Doch McClenaghan kooperiert neuerdings mit Leuten von drüben, ebenfalls Ex-Häftlinge, seine ärgsten Widersacher von einst. Auch sie leiten politische Touren, aber auf ihrer Seite. Also bringt der Ex-IRA-Mann die Touristen nach seinen 90 Minuten zum „Checkpoint Charlie“ (so heißt im Belfaster Slang eine Straßensperre auf der Springfield Road) und übergibt sie an die Protestanten — für Teil zwei der Wahrheit. Wäre es nicht Zeit für gemeinsame Führungen? McClenaghan schaut entsetzt: „Wie sollten wir uns denn auf eine Version der Geschichte einigen? Objektivität gibt es hier nicht.“
Nichts würde das brüchige Nebeneinander mehr gefährden, als die Mauern einreißen zu wollen. Annäherung funktioniert in Belfast nur auf Distanz, der Alltag nicht durch Vergessen oder Verzeihen, sondern durch Integration der alten Wunden. So ist der ehemalige IRA-Aktivist ein gefragter Zeitzeuge. Schülern erzählt er von seiner Einzelhaft, von Käfigen und winzigen Zellen auf Gefängnisschiffen. Eine ist im Museum an der Falls Road aufgestellt. „Wiederholt nicht unsere Fehler“, predigt er den Kindern. Viele schweigen dann. Manche aber sagen: „Ihr hattet wenigstens Waffen, wir haben nur Spielzeug.“
Draußen kann man Mauern bauen, aber Gefühle lassen sich nur schlecht wegzementieren. Niemand weiß das besser als McClenaghan: „Mit dem Friedensabkommen musste ich alle alten IRA-Ideale aufgeben, das war schwer. Ich war ja hundertprozentig überzeugt, dass Töten berechtigt ist.“
Selbstzweifel, Krisen, politische Debatten hat er bewältigt. Seelenfrieden aber ist ihm verwehrt, solange die Toten noch Fragen aufwerfen. Zum Beispiel McClenaghans Großvater. 1971 wurde er getötet. „Ich will wissen, ob es ein Auftragsmord war, und ob die Drahtzieher heute noch im britischen Polizei- und Militärdienst hohe Funktionen bekleiden.“ Also ist er über seinen Schatten gesprungen und hat sich mit dem Sohn des Mörders getroffen. Eine Antwort aber hat er nicht bekommen.
McClenaghan bereut das Bombenlegen nicht. „Wir hatten ja keine Alternative“, sagt er. „Heute dürfen wir uns engagieren, das ist kein Ausverkauf unserer Ideale, sondern ein guter Deal.“ Also mischt er mit — beim Mieterverband, bei der Beratung für Sozialhilfeempfänger. Die Not in Nord-Belfast ist so groß, dass selbst Protestanten von drüben in die Sprechstunden an der Falls Road kommen.

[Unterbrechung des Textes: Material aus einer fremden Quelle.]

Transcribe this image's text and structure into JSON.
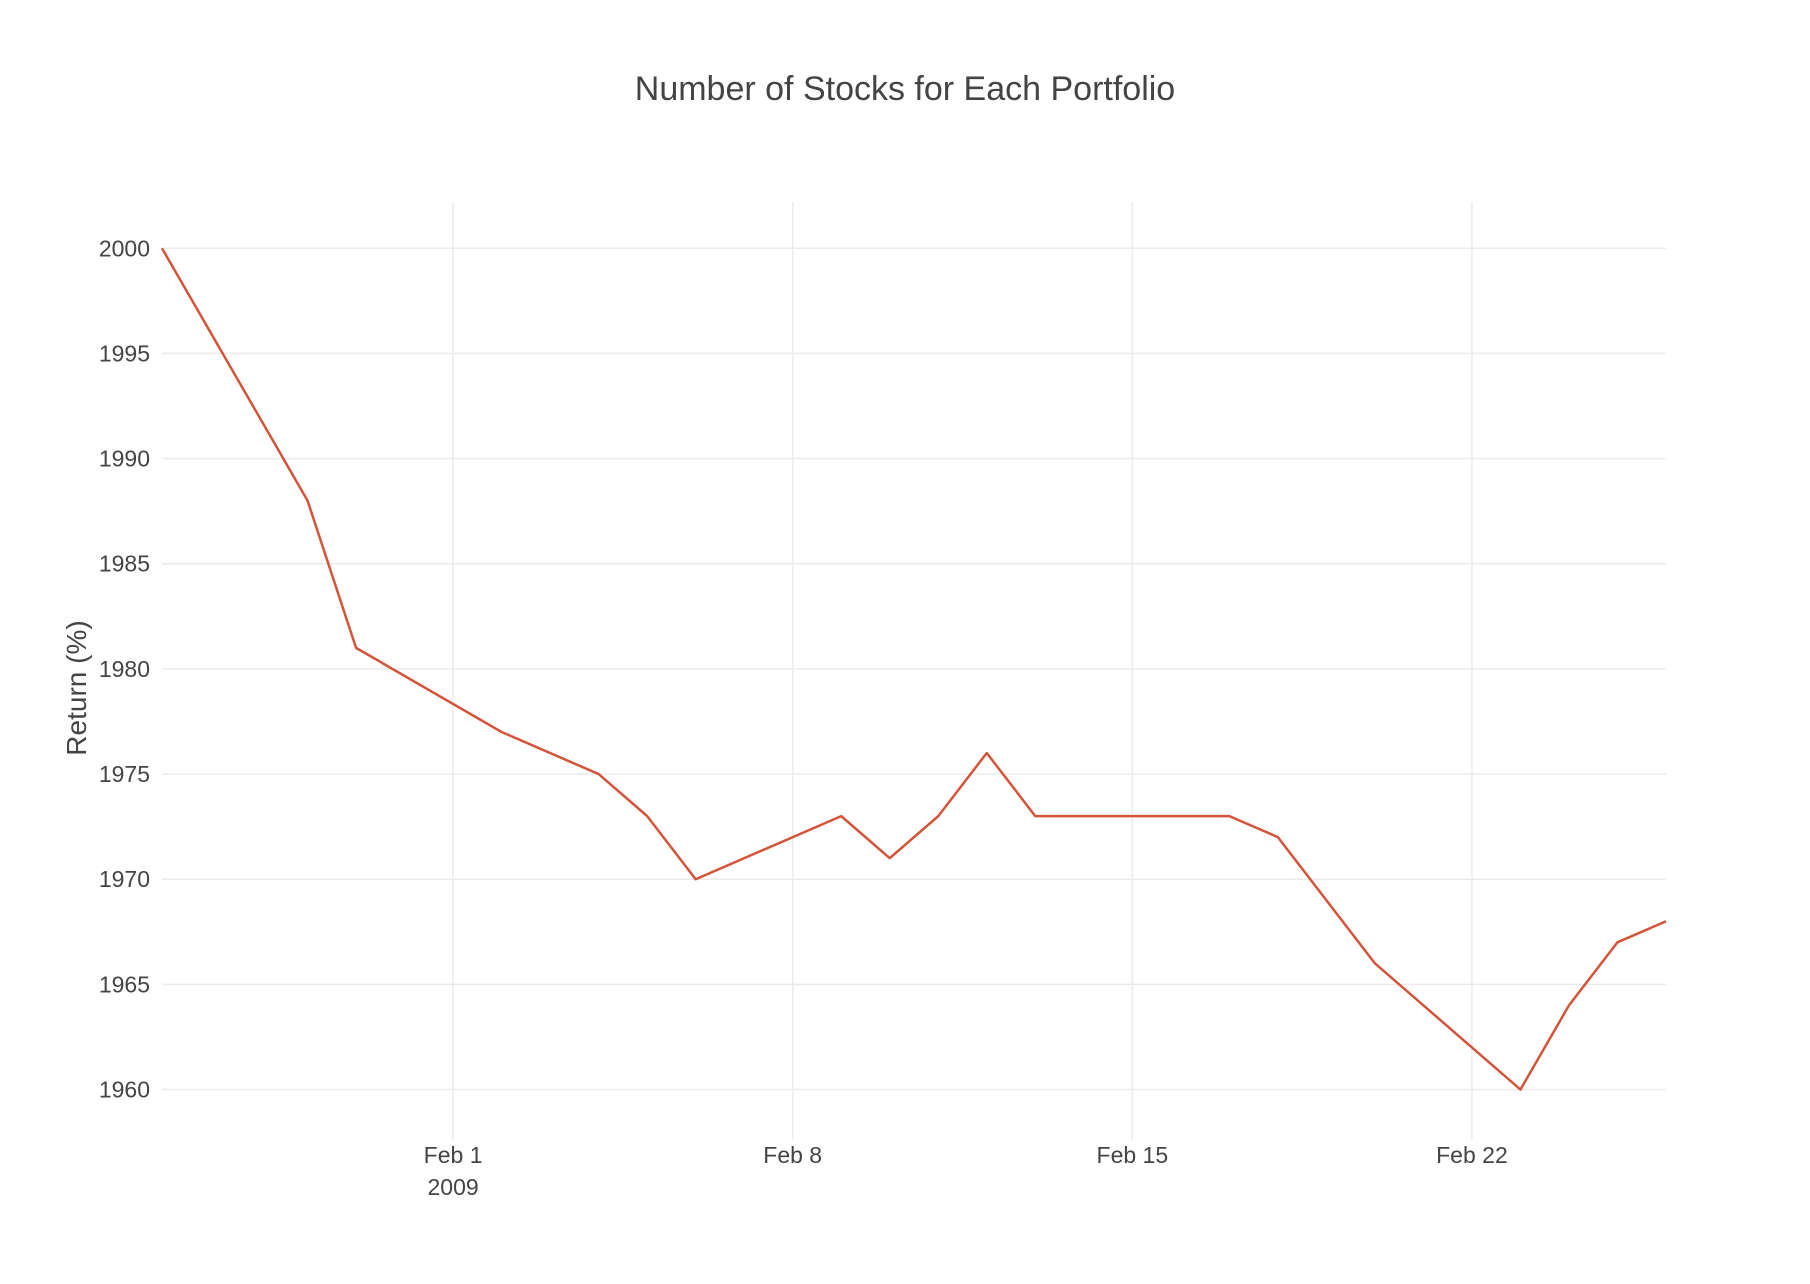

Ihn freut das. Denn eine Konstante in seinem Leben ist die Hoffnung darauf, dass Irland eines Tages wiedervereinigt und unabhängig vom Königreich ist. Das funktioniert nicht mit Bomben, sondern bei einer Volksabstimmung nur mit den Stimmen von jenseits der Mauer.
Gut möglich, dass McClenaghan bei den mühsamen Schritten des Friedens die Verwirklichung dieses Traums nicht mehr erlebt. Einen Durchbruch konnte man aber kürzlich im Alexandra Park vorsichtig bejubeln: Hier hat die Endlos-Mauer zwischen Katholiken und Protestanten ein Tor verpasst bekommen. Wer will, schreitet jetzt einfach auf die andere Seite — ohne Umweg.